Author: James Emil Flege
Location: Dept. of Rehabilitation Sci., Univ. of Alabama, VH 503, Birmingham, AL 35298
Author: Ian R. A. MacKay
Location: Univ. of Ottawa, East, Ottawa, ON K1N 6N5, Canada
Author: Diane Meador
Location: Univ. of Alabama, Birmingham, AL
Abstract:
The aim of this study was to assess the effect on L2 performance of native
Italian subjects' age of arrival (AOA) in Canada and their percentage use (%
USE) of Italian. The 72 native Italian subjects examined had lived in Canada for
36 years, on average. They repeated auditorily modeled English words containing
1 of 11 vowels, then inserted each vowel into a nonword (/b\mdo/)

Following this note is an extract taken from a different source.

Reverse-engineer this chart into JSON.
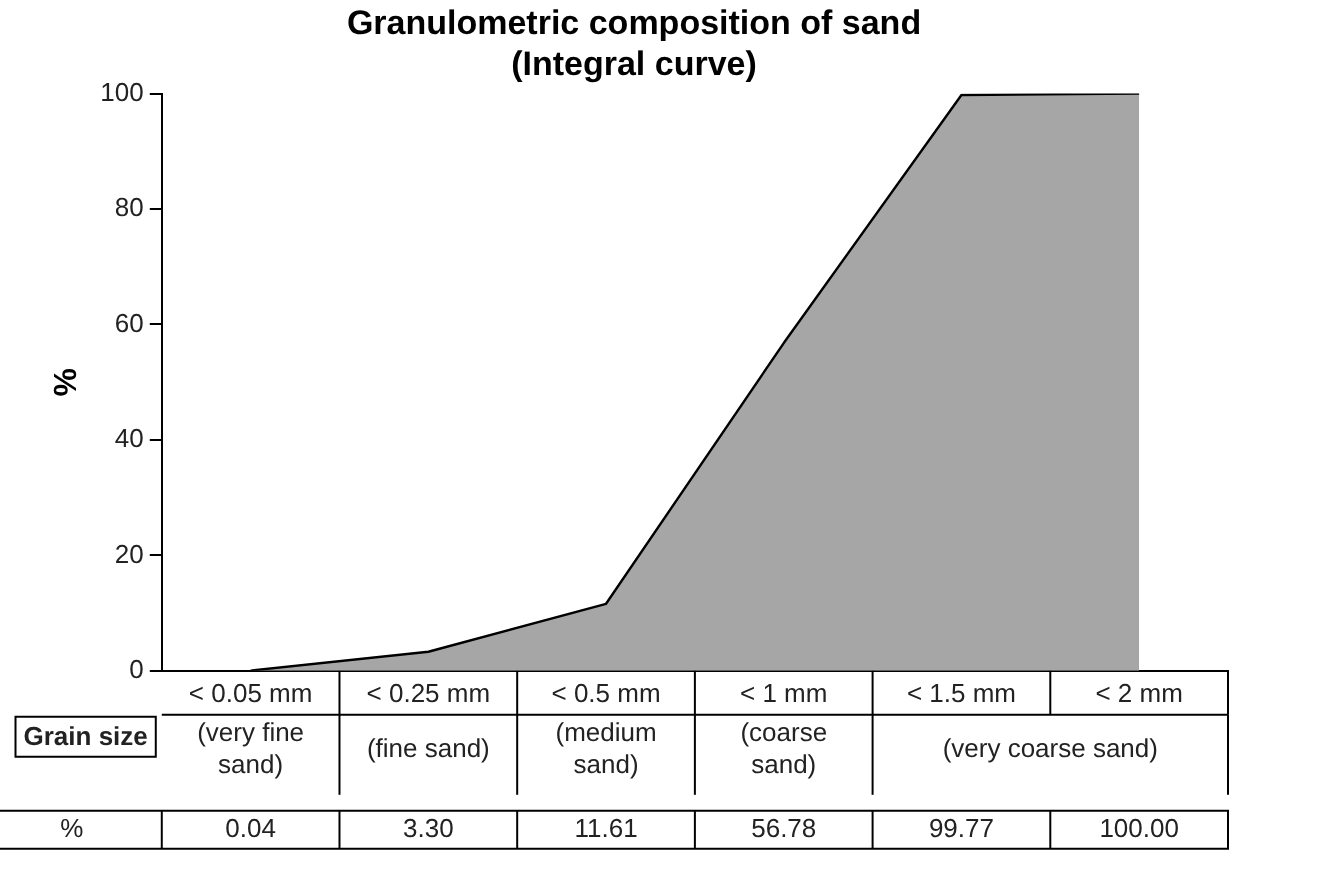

context. Analyses of listeners' goodness ratings revealed that subjects with
AOAs greater than 10 years produced vowels less accurately than did native
English controls. These same subjects produced four English vowels that are not
found in Italian (/(small capital eye) (ae ligature) (inverted cap omega with
diaresis) (hooked schwa)/) even less accurately in nonwords than in words. This
suggested that the ability to establish categories for ``new'' L2 vowels is
age-limited. AOA and % USE were also found to influence the native Italian
subjects' performance on an oddity-format categorial discrimination test which
examined contrasts between English vowels (e.g., /(small capital eye)/--/i/) or
English versus Italian vowels (e.g., /(ae ligature)/--/a/). Production and
perception accuracy were found to correlate significantly. Taken together, the
results support the view that L2 vowel production accuracy is limited by the
ability to establish new categories perceptually which, in turn, is age-limited.